To power the 911R, Porsche built the Type 901/22; a motor which was very close in design and performance to the one used in the Carrera 6.  Displacement was 1,991 cc with a compression ratio of 10.3 to 1 and dual ignition to get more complete combustion.  Fuel was fed through Weber 46 IDA 3C carbs.  Horsepower was a very respectable 210 DIN at 8,000 rpm with torque 152 foot-pounds at 6,000.  These are impressive numbers when you consider how small the motor was and that this was 1967.

 

Cooling radiators for motor oil were placed under the front fenders, located so that air coming through the open horn grill slots could pass over them.

 

The suspension was basic 911S with wider wheels (sixes and sevens) crammed under the mildly flared fenders.  For added stopping power, larger calipers were also used all around.

 

The transmission was a strengthened version of the Carrera 6, 5-speed and, unless otherwise requested, came standard with something called the "Nurburgring gear ratios." A limited slip differential was standard, as were stronger half-shafts and universals.

 

But enough with facts and figures, just how well did this experiment work?  Was the combination of high horsepower and low weight enough to turn a street car into a racer?
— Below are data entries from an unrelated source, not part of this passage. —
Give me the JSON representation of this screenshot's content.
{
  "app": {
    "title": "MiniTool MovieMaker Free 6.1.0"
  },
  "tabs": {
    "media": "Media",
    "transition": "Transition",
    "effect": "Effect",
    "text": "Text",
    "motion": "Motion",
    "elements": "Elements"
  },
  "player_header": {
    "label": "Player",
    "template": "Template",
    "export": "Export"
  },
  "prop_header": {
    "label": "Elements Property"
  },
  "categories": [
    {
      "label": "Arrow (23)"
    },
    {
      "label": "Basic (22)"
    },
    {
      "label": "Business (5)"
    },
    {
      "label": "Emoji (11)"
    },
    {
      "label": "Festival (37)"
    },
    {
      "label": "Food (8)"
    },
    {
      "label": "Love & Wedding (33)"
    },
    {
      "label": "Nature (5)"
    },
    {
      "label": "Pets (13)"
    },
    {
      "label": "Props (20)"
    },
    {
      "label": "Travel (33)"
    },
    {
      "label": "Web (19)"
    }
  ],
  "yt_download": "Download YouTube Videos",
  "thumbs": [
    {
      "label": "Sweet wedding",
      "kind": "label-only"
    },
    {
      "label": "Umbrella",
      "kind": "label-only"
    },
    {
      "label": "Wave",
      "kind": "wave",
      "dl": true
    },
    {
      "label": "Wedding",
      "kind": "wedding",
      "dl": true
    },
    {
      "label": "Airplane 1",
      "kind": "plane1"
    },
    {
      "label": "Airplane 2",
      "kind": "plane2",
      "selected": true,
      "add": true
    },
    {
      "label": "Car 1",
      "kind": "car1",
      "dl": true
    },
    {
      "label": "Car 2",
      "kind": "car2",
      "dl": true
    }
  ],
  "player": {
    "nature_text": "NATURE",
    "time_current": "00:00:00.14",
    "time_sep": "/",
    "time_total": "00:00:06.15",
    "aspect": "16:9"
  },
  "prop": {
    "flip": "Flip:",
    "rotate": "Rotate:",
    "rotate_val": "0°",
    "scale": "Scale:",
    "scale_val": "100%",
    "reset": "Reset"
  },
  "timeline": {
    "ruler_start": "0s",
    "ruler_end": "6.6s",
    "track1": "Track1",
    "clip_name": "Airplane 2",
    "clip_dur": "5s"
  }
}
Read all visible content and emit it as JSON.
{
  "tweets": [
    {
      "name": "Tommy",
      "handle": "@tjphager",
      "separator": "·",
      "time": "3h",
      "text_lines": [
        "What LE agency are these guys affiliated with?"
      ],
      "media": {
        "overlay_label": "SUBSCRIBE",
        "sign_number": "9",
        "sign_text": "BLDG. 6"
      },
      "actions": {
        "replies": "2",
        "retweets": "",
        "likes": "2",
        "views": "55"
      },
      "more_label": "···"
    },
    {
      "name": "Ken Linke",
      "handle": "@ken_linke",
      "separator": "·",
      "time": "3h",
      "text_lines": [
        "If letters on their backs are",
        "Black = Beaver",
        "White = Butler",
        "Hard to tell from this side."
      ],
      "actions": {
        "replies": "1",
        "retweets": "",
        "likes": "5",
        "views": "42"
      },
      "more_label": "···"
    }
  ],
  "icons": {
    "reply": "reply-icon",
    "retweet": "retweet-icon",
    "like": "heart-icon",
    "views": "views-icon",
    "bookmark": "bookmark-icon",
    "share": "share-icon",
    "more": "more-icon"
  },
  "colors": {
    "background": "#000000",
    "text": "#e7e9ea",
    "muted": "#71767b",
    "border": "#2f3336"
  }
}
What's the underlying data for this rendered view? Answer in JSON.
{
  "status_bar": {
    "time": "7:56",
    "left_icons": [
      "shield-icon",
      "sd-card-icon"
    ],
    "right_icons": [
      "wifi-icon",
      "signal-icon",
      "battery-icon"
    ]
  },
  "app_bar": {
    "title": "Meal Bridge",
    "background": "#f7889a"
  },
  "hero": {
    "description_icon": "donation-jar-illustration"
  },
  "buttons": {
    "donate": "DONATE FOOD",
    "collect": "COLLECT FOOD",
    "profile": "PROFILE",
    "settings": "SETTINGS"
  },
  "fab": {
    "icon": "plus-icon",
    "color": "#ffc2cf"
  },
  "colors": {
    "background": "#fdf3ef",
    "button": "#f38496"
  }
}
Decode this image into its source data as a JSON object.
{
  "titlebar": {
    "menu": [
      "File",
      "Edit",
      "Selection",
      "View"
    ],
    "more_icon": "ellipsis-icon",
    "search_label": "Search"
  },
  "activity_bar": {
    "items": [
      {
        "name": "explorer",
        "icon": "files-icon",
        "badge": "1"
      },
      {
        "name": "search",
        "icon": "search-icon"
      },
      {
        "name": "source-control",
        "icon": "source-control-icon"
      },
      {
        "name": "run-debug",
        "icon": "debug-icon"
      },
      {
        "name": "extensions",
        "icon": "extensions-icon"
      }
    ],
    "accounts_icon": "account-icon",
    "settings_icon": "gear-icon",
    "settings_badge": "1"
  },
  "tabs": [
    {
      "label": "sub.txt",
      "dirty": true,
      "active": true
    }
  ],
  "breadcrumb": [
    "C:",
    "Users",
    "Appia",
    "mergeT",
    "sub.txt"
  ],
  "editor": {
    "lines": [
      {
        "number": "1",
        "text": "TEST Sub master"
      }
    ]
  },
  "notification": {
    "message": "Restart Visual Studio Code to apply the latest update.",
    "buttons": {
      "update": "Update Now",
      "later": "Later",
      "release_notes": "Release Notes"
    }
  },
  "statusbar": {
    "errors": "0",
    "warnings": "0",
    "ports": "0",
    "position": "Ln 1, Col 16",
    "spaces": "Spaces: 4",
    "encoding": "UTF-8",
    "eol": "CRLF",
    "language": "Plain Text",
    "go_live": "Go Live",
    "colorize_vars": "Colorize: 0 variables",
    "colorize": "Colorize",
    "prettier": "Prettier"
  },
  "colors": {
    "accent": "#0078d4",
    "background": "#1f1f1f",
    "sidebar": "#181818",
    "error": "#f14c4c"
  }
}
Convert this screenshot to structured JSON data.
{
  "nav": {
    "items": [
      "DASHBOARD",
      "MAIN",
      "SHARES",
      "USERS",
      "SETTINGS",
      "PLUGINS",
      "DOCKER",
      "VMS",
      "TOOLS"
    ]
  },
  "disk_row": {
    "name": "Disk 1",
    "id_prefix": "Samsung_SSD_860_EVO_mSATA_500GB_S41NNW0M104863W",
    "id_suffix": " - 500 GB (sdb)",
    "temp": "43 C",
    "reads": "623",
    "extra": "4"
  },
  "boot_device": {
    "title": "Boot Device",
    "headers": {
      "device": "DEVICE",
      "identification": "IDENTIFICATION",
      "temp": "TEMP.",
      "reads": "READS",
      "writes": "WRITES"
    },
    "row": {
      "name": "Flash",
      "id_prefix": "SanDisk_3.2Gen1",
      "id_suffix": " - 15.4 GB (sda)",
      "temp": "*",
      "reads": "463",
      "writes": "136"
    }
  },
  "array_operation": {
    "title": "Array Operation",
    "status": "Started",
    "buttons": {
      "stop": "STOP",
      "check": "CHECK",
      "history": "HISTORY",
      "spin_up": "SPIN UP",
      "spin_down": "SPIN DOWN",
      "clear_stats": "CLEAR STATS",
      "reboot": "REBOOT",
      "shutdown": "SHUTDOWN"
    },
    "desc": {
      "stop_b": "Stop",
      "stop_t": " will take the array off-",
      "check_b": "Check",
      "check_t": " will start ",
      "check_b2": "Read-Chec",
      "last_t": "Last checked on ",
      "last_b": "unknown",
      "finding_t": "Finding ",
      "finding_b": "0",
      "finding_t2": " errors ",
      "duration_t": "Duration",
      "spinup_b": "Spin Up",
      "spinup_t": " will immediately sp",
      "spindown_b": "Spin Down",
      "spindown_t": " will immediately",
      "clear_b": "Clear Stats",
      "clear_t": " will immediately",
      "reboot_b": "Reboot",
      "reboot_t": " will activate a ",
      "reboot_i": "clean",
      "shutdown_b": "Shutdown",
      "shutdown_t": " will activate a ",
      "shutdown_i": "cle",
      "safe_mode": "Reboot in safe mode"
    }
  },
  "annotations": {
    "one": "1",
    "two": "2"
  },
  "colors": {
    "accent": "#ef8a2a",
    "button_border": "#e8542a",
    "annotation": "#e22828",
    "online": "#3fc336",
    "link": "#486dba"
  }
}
The answer was, with nearly 50 more horses pushing around hundreds fewer pounds, a definite yes.  Quoting Manfred Jantke writing in Auto Motor Und Sport, the handling of the 911R (with Vic Elford at the wheel) was "astonishing."  Another writer of the time said that, "it accelerates magnificently."  Performance of the 911R was so strong that when Porsche ran it in July of 1967 at a race in Mugello, Italy, it finished third behind two full-race Porsches 910s.  Even more telling is that finishing in fourth, behind the 911R, was a more powerful Ford GT-40.  And the story does not end there.  One month later, Porsche won the "Marathon de la Route" outright in a 911R.  All of which prompted Huschke von Hanstein, a Porsche executive at the time, to float plans to build enough 911Rs for homologation in the European GT class.  The reason being, unless Porsche built a total of 500 cars, they would not have a viable series in which to race the car.  While they could easily build that number, selling them was another matter.  Despite the racing successes, Porsche's accounting boys nixed the trial balloon floated by Hanstein.  The bean counters felt that because sales of cars were weak all over Europe due to difficult economic times, the total run of 911Rs would have to be limited to two dozen. 

 

Their decision to scrap the 911R project has made these cars some of the rarest Porsches, the most interesting and the most controversial.  Controversial because with a run of only twenty-four 911Rs, 4 prototypes and twenty "production" models, you could say Porsche (really Ferdinand Piech) made a serious business mistake by wasting precious time and money on an obviously fruitless project. 

 

There is evidence for this because, despite its initial racing successes, there were only a few more competition appearances for the 911R.  The most noteworthy were the 1967 Monza world record runs where the car set many world speed and distance records and the 1969 Tour de France and Tour de Corse where the car scored outright victories.  These were long distance events where Porsche's reliability contributed greatly to their success.

 

What do you think?  On the surface, the 911R project looks like a bunch of German engineers, led by their boss, got together to build themselves an old-fashioned hot rod on the company's time.  Considering the amount of time and money that was spent, that might not be an unfair judgment.  

 

And yet, through the benefit of 20/20 hindsight, you could come to a kinder, gentler conclusion.  We now know that Porsche was onto something with the 911,  however, nearly 30 years ago, the design was as yet unproven.  This meant that, only a few years into the model run, the engineers were still learning - trying to find out just how good the 911 really was.  You, therefore, could argue that the 911R was a planned project by Porsche's racing department to uncover, in the fiery crucible of wheel to wheel racing, the potential that was sealed in the 911 design.  In fact, there is ample evidence that in the mid 1970's, when Porsche tried to cut the cost of its racing effort by using production cars as the basis for its race cars, that they went back to the lessons learned building the 911R as their starting point.

 

Revisionist history?  Probably, when you consider that a few years after the 911R project, Ferry Porsche, frustrated by the wild spending of his racing department, farmed out the competition program to private teams like Penske and Wyer.  But if the time and money spent and lessons learned in 1966 and 1967 to build the 911R eventually paid dividends in cars like the Carrera RS and RSR, maybe Piech was right after all?